= Silent Storm engine =

Video game engine

Nival Interactive developed a proprietary game engine for its turn-based tactics video game Silent Storm. The engine was reused for Silent Storm: Sentinels, Night Watch, Hammer & Sickle and Day Watch. A modified version of this engine was used for Heroes of Might and Magic V. Akella used the engine for Jagged Alliance 3 in 2007 before that version of the game was cancelled in 2010.

==Features==

Silent Storm presents the player with a large array of tactical options, including two sets of equipped weapons, numerous stances, and several different firing modes. Terrain elevation is also completely fluid, with smooth ramps, sloping embankments, flights of stairs and ladders (not pictured).

The engine features an advanced physics model – nearly all structures are destructible, and ragdoll physics is employed for bodies with variation according to the precise velocity and impact of projectiles. Three-dimensional mapping allows for obstruction calculations and cover effects from any direction. Bullets ricochet, and their stopping power depends on the strength of the weapon. Also modeled are materials' effectiveness at stopping ordnance and visibility based on lighting conditions. All these effects are, however, exaggerated for a more cinematic experience (e.g., a hail of non-fatal bullets only makes the target shake, but a single fatal bullet can send the target flying), which has been praised by some reviewers as a feature. Reviewer Greg Kasavin commented that "pray and spray" tactics are quite viable, as the game uses silhouettes to mark enemies' estimated positions when they happen to lie out of eyesight but within earshot.

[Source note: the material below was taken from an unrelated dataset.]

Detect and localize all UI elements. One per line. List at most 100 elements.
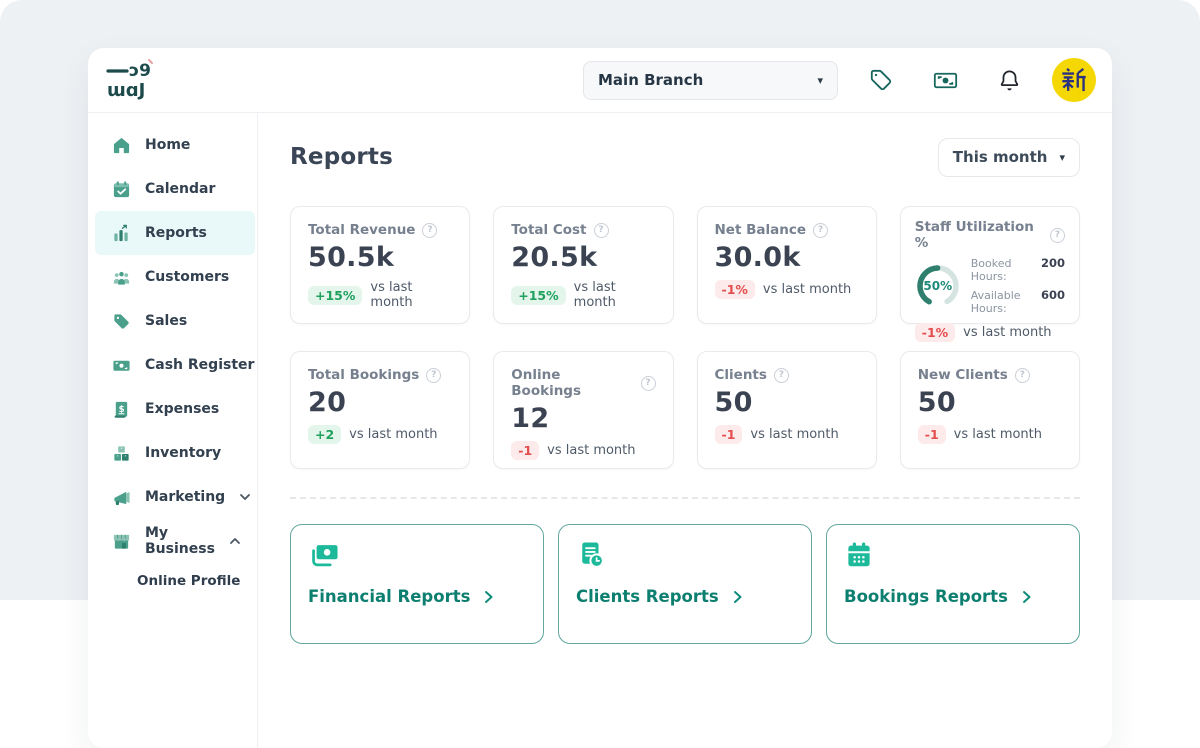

Mechanics common to role-playing video games are also featured, such as the ability for characters to be customized over time. The player's units gain experience points over time for completing actions, which can later be spent on purchasing new skills and abilities. The engine also uses an action point system, whereby players can select from various actions, such as firing modes, stances and forms of movement. A sequel, Silent Storm: Sentinels, introduced weapon degradation to the series.

==Reception==
The engine has been praised for its ability – commonly found in RTS – to allow users to select and issue orders to multiple units at once, and for allowing players to select which items to pick up from a list. Also praised were the quality of its graphics and weapon and environmental sounds, though these sentiments were tempered as the engine began to age. Reviewers also appreciated the destructibility of the environment, role-playing elements and "squad-based tactical combat".

Criticisms include the engine not taking into account the relative position of objects in 3-dimensional space when making selections using the mouse. For instance, when selecting and issuing actions to a group of soldiers, the selection may include soldiers that occupy different elevations, making the orders nonsensical. The engine has also been criticized for slow performance, even on top-end (at the time) computers. Finally, the engine has been criticized for the length of time required for the artificial intelligence to complete its turns, a lack of any multiplayer support and the uncooperativeness of its camera controls.